Chile: indigenous association raspberry exporter marks growth
The Lautaro Mapuche Association "Amuley" sent its first shipments of the fruit in 2011-12, after 29 families decided to use the knowledge gained from years of farming experience and export directly to one of the world's most demanding markets.
Association leader Francisco Cheuque Ancaten told www.freshfruitportal.com that even though the weather in the Araucania region has not been the best in recent years, growers are very pleased with the results.
He said the main goal was to send a natural product that carries identity and quality with it to consumers.
"We take care of nature and that has a great value for people who are aware of what it means. We are very well regarded by people from other countries. In Chile the value of that isn't taken," he said.
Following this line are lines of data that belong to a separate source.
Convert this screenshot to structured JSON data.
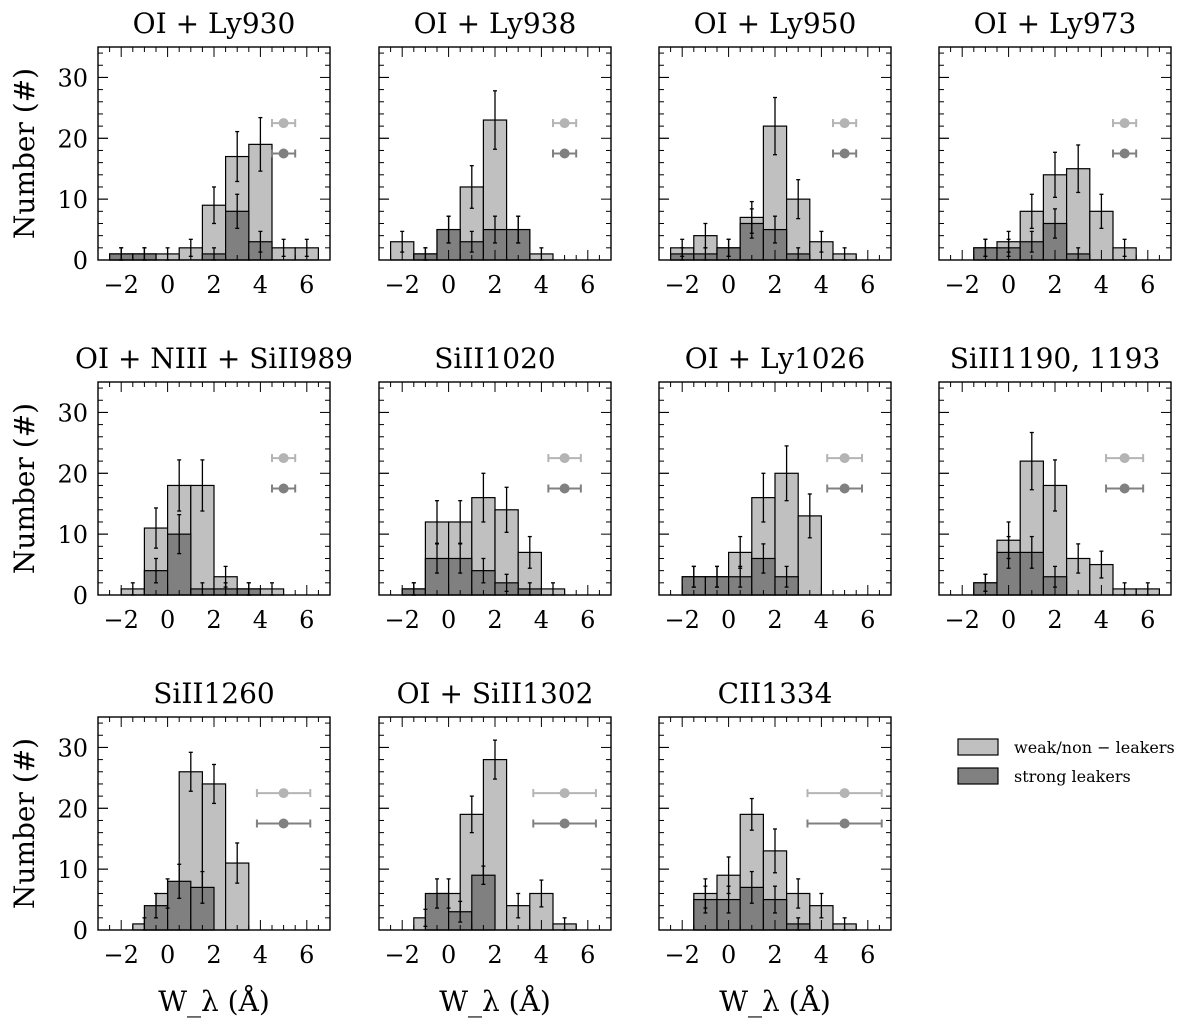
{
  "chart_data": {
    "type": "histogram",
    "x_axis_label": "W_λ (Å)",
    "y_axis_label": "Number (#)",
    "xlim": [
      -3.0,
      7.0
    ],
    "ylim": [
      0,
      35
    ],
    "x_ticks": [
      -2,
      0,
      2,
      4,
      6
    ],
    "y_ticks": [
      0,
      10,
      20,
      30
    ],
    "x_tick_labels": [
      "−2",
      "0",
      "2",
      "4",
      "6"
    ],
    "y_tick_labels": [
      "0",
      "10",
      "20",
      "30"
    ],
    "bin_width": 1.0,
    "colors": {
      "weak": "#c0c0c0",
      "strong": "#808080",
      "weak_marker": "#b4b4b4",
      "strong_marker": "#808080",
      "edge": "#000000"
    },
    "legend": {
      "weak_label": "weak/non − leakers",
      "strong_label": "strong leakers",
      "placement": "lower-right (empty panel slot)"
    },
    "panels": [
      {
        "title": "OI + Ly930",
        "row": 0,
        "col": 0,
        "weak_start": -2.5,
        "weak_counts": [
          1,
          1,
          1,
          2,
          9,
          17,
          19,
          2,
          2
        ],
        "weak_err": [
          1,
          1,
          1,
          1.4,
          3,
          4.1,
          4.4,
          1.4,
          1.4
        ],
        "strong_start": -2.5,
        "strong_counts": [
          1,
          1,
          0,
          0,
          1,
          8,
          3
        ],
        "strong_err": [
          1,
          1,
          0,
          0,
          1,
          2.8,
          1.7
        ],
        "weak_ref": {
          "x": 5.0,
          "y": 22.5,
          "err": 0.5
        },
        "strong_ref": {
          "x": 5.0,
          "y": 17.5,
          "err": 0.5
        }
      },
      {
        "title": "OI + Ly938",
        "row": 0,
        "col": 1,
        "weak_start": -2.5,
        "weak_counts": [
          3,
          1,
          5,
          12,
          23,
          5,
          1
        ],
        "weak_err": [
          1.7,
          1,
          2.2,
          3.5,
          4.8,
          2.2,
          1
        ],
        "strong_start": -2.5,
        "strong_counts": [
          0,
          1,
          5,
          3,
          5,
          5
        ],
        "strong_err": [
          0,
          1,
          2.2,
          1.7,
          2.2,
          2.2
        ],
        "weak_ref": {
          "x": 5.0,
          "y": 22.5,
          "err": 0.5
        },
        "strong_ref": {
          "x": 5.0,
          "y": 17.5,
          "err": 0.5
        }
      },
      {
        "title": "OI + Ly950",
        "row": 0,
        "col": 2,
        "weak_start": -2.5,
        "weak_counts": [
          2,
          4,
          2,
          7,
          22,
          10,
          3,
          1
        ],
        "weak_err": [
          1.4,
          2,
          1.4,
          2.6,
          4.7,
          3.2,
          1.7,
          1
        ],
        "strong_start": -2.5,
        "strong_counts": [
          1,
          1,
          2,
          6,
          5,
          1
        ],
        "strong_err": [
          1,
          1,
          1.4,
          2.4,
          2.2,
          1
        ],
        "weak_ref": {
          "x": 5.0,
          "y": 22.5,
          "err": 0.5
        },
        "strong_ref": {
          "x": 5.0,
          "y": 17.5,
          "err": 0.5
        }
      },
      {
        "title": "OI + Ly973",
        "row": 0,
        "col": 3,
        "weak_start": -1.5,
        "weak_counts": [
          2,
          3,
          8,
          14,
          15,
          8,
          2
        ],
        "weak_err": [
          1.4,
          1.7,
          2.8,
          3.7,
          3.9,
          2.8,
          1.4
        ],
        "strong_start": -1.5,
        "strong_counts": [
          2,
          2,
          3,
          6,
          1
        ],
        "strong_err": [
          1.4,
          1.4,
          1.7,
          2.4,
          1
        ],
        "weak_ref": {
          "x": 5.0,
          "y": 22.5,
          "err": 0.5
        },
        "strong_ref": {
          "x": 5.0,
          "y": 17.5,
          "err": 0.5
        }
      },
      {
        "title": "OI + NIII + SiII989",
        "row": 1,
        "col": 0,
        "weak_start": -2.0,
        "weak_counts": [
          1,
          11,
          18,
          18,
          3,
          1,
          1
        ],
        "weak_err": [
          1,
          3.3,
          4.2,
          4.2,
          1.7,
          1,
          1
        ],
        "strong_start": -2.0,
        "strong_counts": [
          0,
          4,
          10,
          1,
          1,
          1
        ],
        "strong_err": [
          0,
          2,
          3.2,
          1,
          1,
          1
        ],
        "weak_ref": {
          "x": 5.0,
          "y": 22.5,
          "err": 0.5
        },
        "strong_ref": {
          "x": 5.0,
          "y": 17.5,
          "err": 0.5
        }
      },
      {
        "title": "SiII1020",
        "row": 1,
        "col": 1,
        "weak_start": -2.0,
        "weak_counts": [
          1,
          12,
          12,
          16,
          14,
          7,
          1
        ],
        "weak_err": [
          1,
          3.5,
          3.5,
          4,
          3.7,
          2.6,
          1
        ],
        "strong_start": -2.0,
        "strong_counts": [
          1,
          6,
          6,
          4,
          2,
          1
        ],
        "strong_err": [
          1,
          2.4,
          2.4,
          2,
          1.4,
          1
        ],
        "weak_ref": {
          "x": 5.0,
          "y": 22.5,
          "err": 0.7
        },
        "strong_ref": {
          "x": 5.0,
          "y": 17.5,
          "err": 0.7
        }
      },
      {
        "title": "OI + Ly1026",
        "row": 1,
        "col": 2,
        "weak_start": -2.0,
        "weak_counts": [
          3,
          3,
          7,
          16,
          20,
          13
        ],
        "weak_err": [
          1.7,
          1.7,
          2.6,
          4,
          4.5,
          3.6
        ],
        "strong_start": -2.0,
        "strong_counts": [
          3,
          3,
          3,
          6,
          3
        ],
        "strong_err": [
          1.7,
          1.7,
          1.7,
          2.4,
          1.7
        ],
        "weak_ref": {
          "x": 5.0,
          "y": 22.5,
          "err": 0.75
        },
        "strong_ref": {
          "x": 5.0,
          "y": 17.5,
          "err": 0.75
        }
      },
      {
        "title": "SiII1190, 1193",
        "row": 1,
        "col": 3,
        "weak_start": -1.5,
        "weak_counts": [
          2,
          9,
          22,
          18,
          6,
          5,
          1,
          1
        ],
        "weak_err": [
          1.4,
          3,
          4.7,
          4.2,
          2.4,
          2.2,
          1,
          1
        ],
        "strong_start": -1.5,
        "strong_counts": [
          2,
          7,
          7,
          3
        ],
        "strong_err": [
          1.4,
          2.6,
          2.6,
          1.7
        ],
        "weak_ref": {
          "x": 5.0,
          "y": 22.5,
          "err": 0.8
        },
        "strong_ref": {
          "x": 5.0,
          "y": 17.5,
          "err": 0.8
        }
      },
      {
        "title": "SiII1260",
        "row": 2,
        "col": 0,
        "weak_start": -1.5,
        "weak_counts": [
          1,
          6,
          26,
          24,
          11
        ],
        "weak_err": [
          1,
          2.4,
          3.2,
          3.2,
          3.3
        ],
        "strong_start": -1.0,
        "strong_counts": [
          4,
          8,
          7
        ],
        "strong_err": [
          2,
          2.8,
          2.6
        ],
        "weak_ref": {
          "x": 5.0,
          "y": 22.5,
          "err": 1.15
        },
        "strong_ref": {
          "x": 5.0,
          "y": 17.5,
          "err": 1.15
        }
      },
      {
        "title": "OI + SiII1302",
        "row": 2,
        "col": 1,
        "weak_start": -1.5,
        "weak_counts": [
          2,
          6,
          19,
          28,
          4,
          6,
          1
        ],
        "weak_err": [
          1.4,
          2.4,
          3,
          3.2,
          2,
          2.2,
          1
        ],
        "strong_start": -1.0,
        "strong_counts": [
          6,
          3,
          9
        ],
        "strong_err": [
          2.4,
          1.7,
          1.5
        ],
        "weak_ref": {
          "x": 5.0,
          "y": 22.5,
          "err": 1.35
        },
        "strong_ref": {
          "x": 5.0,
          "y": 17.5,
          "err": 1.35
        }
      },
      {
        "title": "CII1334",
        "row": 2,
        "col": 2,
        "weak_start": -1.5,
        "weak_counts": [
          6,
          9,
          19,
          13,
          6,
          4,
          1
        ],
        "weak_err": [
          2.4,
          3,
          2.6,
          3.6,
          2.4,
          2,
          1
        ],
        "strong_start": -1.5,
        "strong_counts": [
          5,
          5,
          7,
          5,
          1
        ],
        "strong_err": [
          2.2,
          2.2,
          2.6,
          2.2,
          1
        ],
        "weak_ref": {
          "x": 5.0,
          "y": 22.5,
          "err": 1.6
        },
        "strong_ref": {
          "x": 5.0,
          "y": 17.5,
          "err": 1.6
        }
      }
    ]
  }
}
"We treat our fields in a 100% organic way, not just with raspberries but with potatoes, cereals, etcetera, because we want our fields to go back to being natural as they were before.
Amuley registered 20 metric tons (MT) in its first season and expanded to send 45MT this recent season, with 40 farmers now involved. Cheuque said the group did not restrict its sourcing to only indigenous farmers.
"We worked with nine communities in Lautaro and now we are bringing together others outside the area. We started as a legal indigenous entity, but we realized that we cannot be discriminatory and decided to be cooperative to include non-Mapuche producers. They are a great addition for us, as we are for them too."
In a press release from CONADI, a group that helped the association with CLP50 million (US$105,764) for buying equipment, national director Jorge Retamal Rubio said Amuley was a great example of entrepreneurship.
"We congratulate the Mapuche group "Amuley" because what they have done is very important, because of their associative work, and because the government of President Sebastián Piñera has always encouraged the productive development of Mapuche lands," he said.
In 2011, CONADI funded an Amuley trip to California where the growers decided to adopt the Meeker variety of raspberries.
"This is a very resilient and adaptable variety, with which we have had excellent results, even now we are selling plants to producers in other parts of the country," Cheuque added.
He said the association was also interested in exporting organic lupine, which can be used as a natural fertilizer.